Elle ajoute que Croix Bleue Medavie a adapté ses produits en conséquence, ajoutant par exemple des services de thérapie cognitivo-comportementale par Internet (TCCI). Selon Mme Cloutier, la thérapie virtuelle permet de faire tomber des barrières à la consultation, dont les coûts, la difficulté d’accès et la crainte de stigmatisation. Elle explique que l’accent porte de plus en plus sur les programmes d’autogestion des problèmes de santé mentale.
Marthe Cloutier explique que plusieurs autres solutions existent pour prévenir et intervenir en santé mentale dans les milieux de travail. Parmi elles, le programme d’aide aux employés (PAE), la médecine personnalisée et la couverture de soins de psychologues, travailleurs sociaux et psychothérapeutes.

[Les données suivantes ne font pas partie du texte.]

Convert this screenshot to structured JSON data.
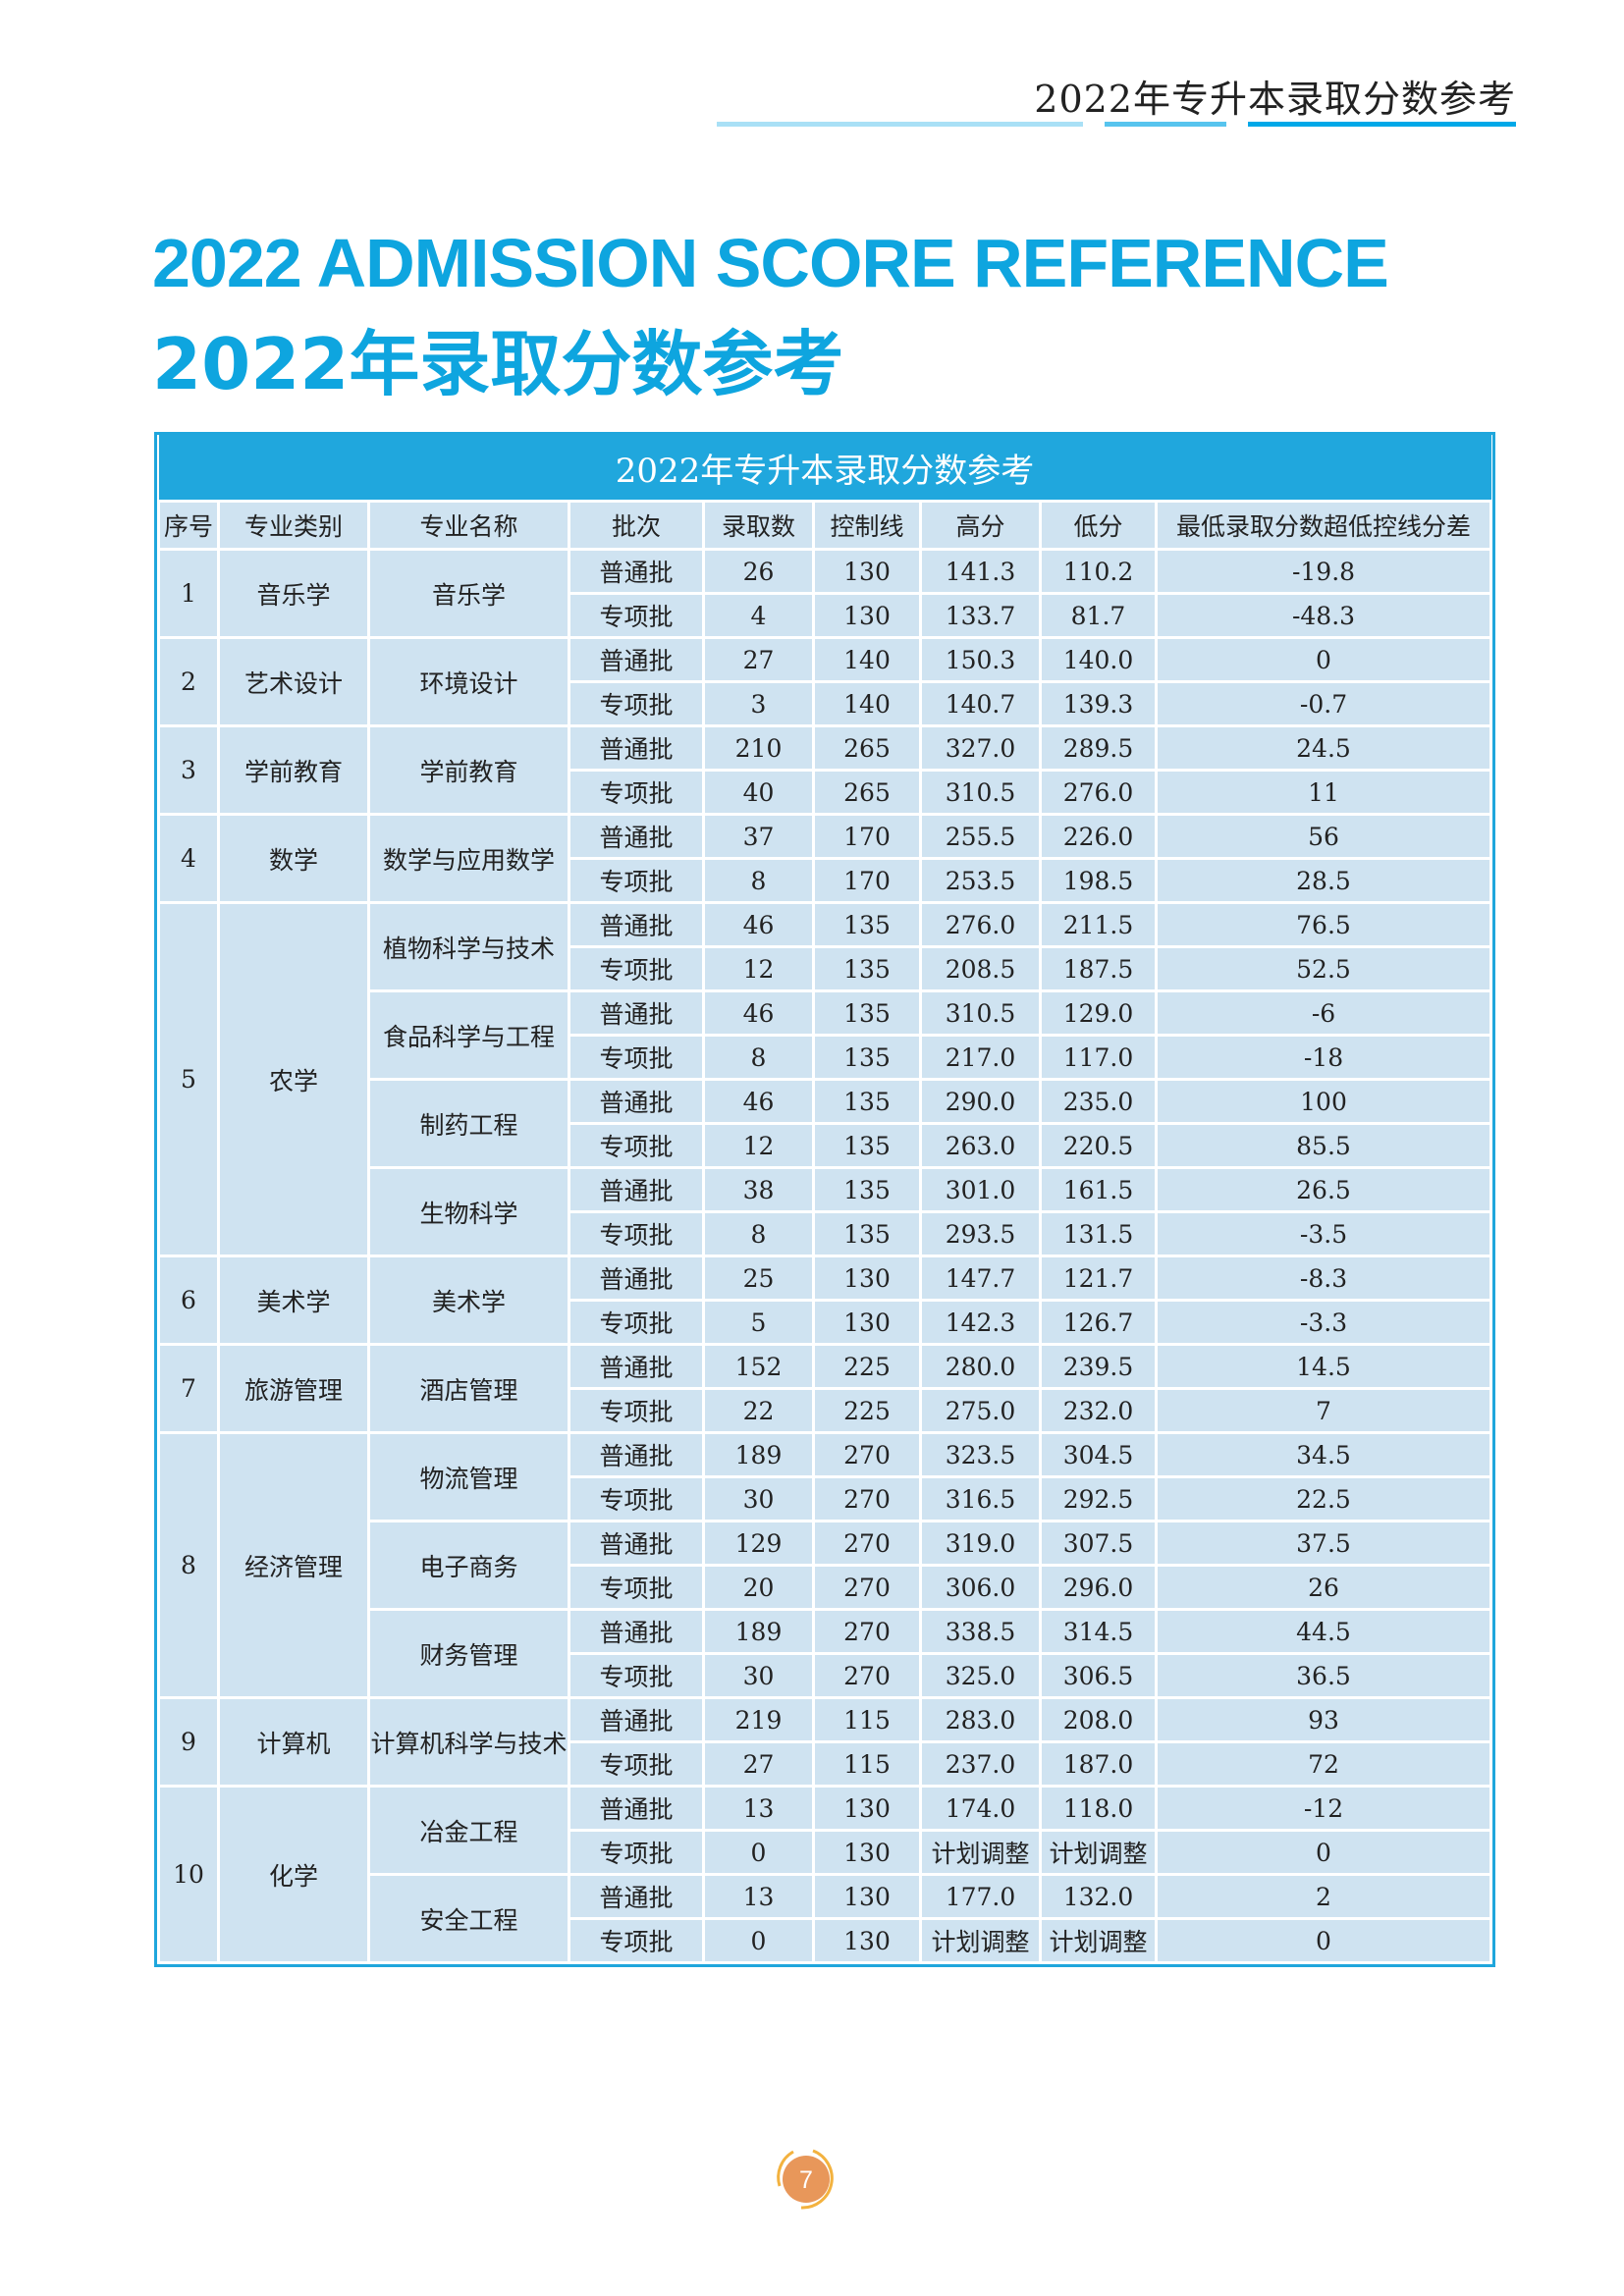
{
  "header": {
    "running_title": "2022年专升本录取分数参考"
  },
  "colors": {
    "accent": "#0ea5df",
    "bar_light": "#a9e0f6",
    "bar_mid": "#57c4ee",
    "bar_dark": "#00a8e8",
    "cell": "#cfe3f1",
    "page_badge": "#e8975a",
    "page_ring": "#f3b23f"
  },
  "title": {
    "english": "2022 ADMISSION SCORE REFERENCE",
    "chinese": "2022年录取分数参考"
  },
  "table": {
    "caption": "2022年专升本录取分数参考",
    "columns": [
      "序号",
      "专业类别",
      "专业名称",
      "批次",
      "录取数",
      "控制线",
      "高分",
      "低分",
      "最低录取分数超低控线分差"
    ],
    "groups": [
      {
        "no": "1",
        "category": "音乐学",
        "majors": [
          {
            "name": "音乐学",
            "rows": [
              [
                "普通批",
                "26",
                "130",
                "141.3",
                "110.2",
                "-19.8"
              ],
              [
                "专项批",
                "4",
                "130",
                "133.7",
                "81.7",
                "-48.3"
              ]
            ]
          }
        ]
      },
      {
        "no": "2",
        "category": "艺术设计",
        "majors": [
          {
            "name": "环境设计",
            "rows": [
              [
                "普通批",
                "27",
                "140",
                "150.3",
                "140.0",
                "0"
              ],
              [
                "专项批",
                "3",
                "140",
                "140.7",
                "139.3",
                "-0.7"
              ]
            ]
          }
        ]
      },
      {
        "no": "3",
        "category": "学前教育",
        "majors": [
          {
            "name": "学前教育",
            "rows": [
              [
                "普通批",
                "210",
                "265",
                "327.0",
                "289.5",
                "24.5"
              ],
              [
                "专项批",
                "40",
                "265",
                "310.5",
                "276.0",
                "11"
              ]
            ]
          }
        ]
      },
      {
        "no": "4",
        "category": "数学",
        "majors": [
          {
            "name": "数学与应用数学",
            "rows": [
              [
                "普通批",
                "37",
                "170",
                "255.5",
                "226.0",
                "56"
              ],
              [
                "专项批",
                "8",
                "170",
                "253.5",
                "198.5",
                "28.5"
              ]
            ]
          }
        ]
      },
      {
        "no": "5",
        "category": "农学",
        "majors": [
          {
            "name": "植物科学与技术",
            "rows": [
              [
                "普通批",
                "46",
                "135",
                "276.0",
                "211.5",
                "76.5"
              ],
              [
                "专项批",
                "12",
                "135",
                "208.5",
                "187.5",
                "52.5"
              ]
            ]
          },
          {
            "name": "食品科学与工程",
            "rows": [
              [
                "普通批",
                "46",
                "135",
                "310.5",
                "129.0",
                "-6"
              ],
              [
                "专项批",
                "8",
                "135",
                "217.0",
                "117.0",
                "-18"
              ]
            ]
          },
          {
            "name": "制药工程",
            "rows": [
              [
                "普通批",
                "46",
                "135",
                "290.0",
                "235.0",
                "100"
              ],
              [
                "专项批",
                "12",
                "135",
                "263.0",
                "220.5",
                "85.5"
              ]
            ]
          },
          {
            "name": "生物科学",
            "rows": [
              [
                "普通批",
                "38",
                "135",
                "301.0",
                "161.5",
                "26.5"
              ],
              [
                "专项批",
                "8",
                "135",
                "293.5",
                "131.5",
                "-3.5"
              ]
            ]
          }
        ]
      },
      {
        "no": "6",
        "category": "美术学",
        "majors": [
          {
            "name": "美术学",
            "rows": [
              [
                "普通批",
                "25",
                "130",
                "147.7",
                "121.7",
                "-8.3"
              ],
              [
                "专项批",
                "5",
                "130",
                "142.3",
                "126.7",
                "-3.3"
              ]
            ]
          }
        ]
      },
      {
        "no": "7",
        "category": "旅游管理",
        "majors": [
          {
            "name": "酒店管理",
            "rows": [
              [
                "普通批",
                "152",
                "225",
                "280.0",
                "239.5",
                "14.5"
              ],
              [
                "专项批",
                "22",
                "225",
                "275.0",
                "232.0",
                "7"
              ]
            ]
          }
        ]
      },
      {
        "no": "8",
        "category": "经济管理",
        "majors": [
          {
            "name": "物流管理",
            "rows": [
              [
                "普通批",
                "189",
                "270",
                "323.5",
                "304.5",
                "34.5"
              ],
              [
                "专项批",
                "30",
                "270",
                "316.5",
                "292.5",
                "22.5"
              ]
            ]
          },
          {
            "name": "电子商务",
            "rows": [
              [
                "普通批",
                "129",
                "270",
                "319.0",
                "307.5",
                "37.5"
              ],
              [
                "专项批",
                "20",
                "270",
                "306.0",
                "296.0",
                "26"
              ]
            ]
          },
          {
            "name": "财务管理",
            "rows": [
              [
                "普通批",
                "189",
                "270",
                "338.5",
                "314.5",
                "44.5"
              ],
              [
                "专项批",
                "30",
                "270",
                "325.0",
                "306.5",
                "36.5"
              ]
            ]
          }
        ]
      },
      {
        "no": "9",
        "category": "计算机",
        "majors": [
          {
            "name": "计算机科学与技术",
            "rows": [
              [
                "普通批",
                "219",
                "115",
                "283.0",
                "208.0",
                "93"
              ],
              [
                "专项批",
                "27",
                "115",
                "237.0",
                "187.0",
                "72"
              ]
            ]
          }
        ]
      },
      {
        "no": "10",
        "category": "化学",
        "majors": [
          {
            "name": "冶金工程",
            "rows": [
              [
                "普通批",
                "13",
                "130",
                "174.0",
                "118.0",
                "-12"
              ],
              [
                "专项批",
                "0",
                "130",
                "计划调整",
                "计划调整",
                "0"
              ]
            ]
          },
          {
            "name": "安全工程",
            "rows": [
              [
                "普通批",
                "13",
                "130",
                "177.0",
                "132.0",
                "2"
              ],
              [
                "专项批",
                "0",
                "130",
                "计划调整",
                "计划调整",
                "0"
              ]
            ]
          }
        ]
      }
    ]
  },
  "footer": {
    "page_number": "7"
  }
}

La prévention des problèmes de détresse psychologique et d’épuisement professionnel est possible à partir d’interventions ciblées, fait valoir de son côté l’OSMET, à la lumière des résultats préliminaires de l’étude. « Une approche intégrée qui met en place des pratiques de gestion favorisant le contrôle des conditions de travail, la communication, la conciliation travail-famille et la santé de la personne pourra assurément donner des résultats positifs pour protéger la santé des employés et permettre à l’entreprise de mieux contrôler ses problèmes d’absentéisme et de présentéisme au travail », relate Alain Marchand dans le communiqué.
Nommé directeur d’un institut
Lors de l’entrevue qu’il a accordée au Portail de l’assurance le 24 février, Alain Marchand a mentionné qu’il venait d’être nommé directeur de la recherche à l’Institut de recherche Robert-Sauvé en santé et en sécurité du travail. Il continue toutefois de diriger l’Observatoire sur la santé et le mieux-être au travail.
Sur son site, l’Institut de recherche Robert-Sauvé en santé et en sécurité du travail précise être un organisme paritaire privé et sans but lucratif. Il ajoute que son conseil d’administration est composé d’un nombre égal de représentants d’employeurs et de travailleurs. La Commission des normes, de l’équité, de la santé et de la sécurité du travail (CNESST) lui fournit la majeure partie de son financement, à même les cotisations qu’elle perçoit des employeurs.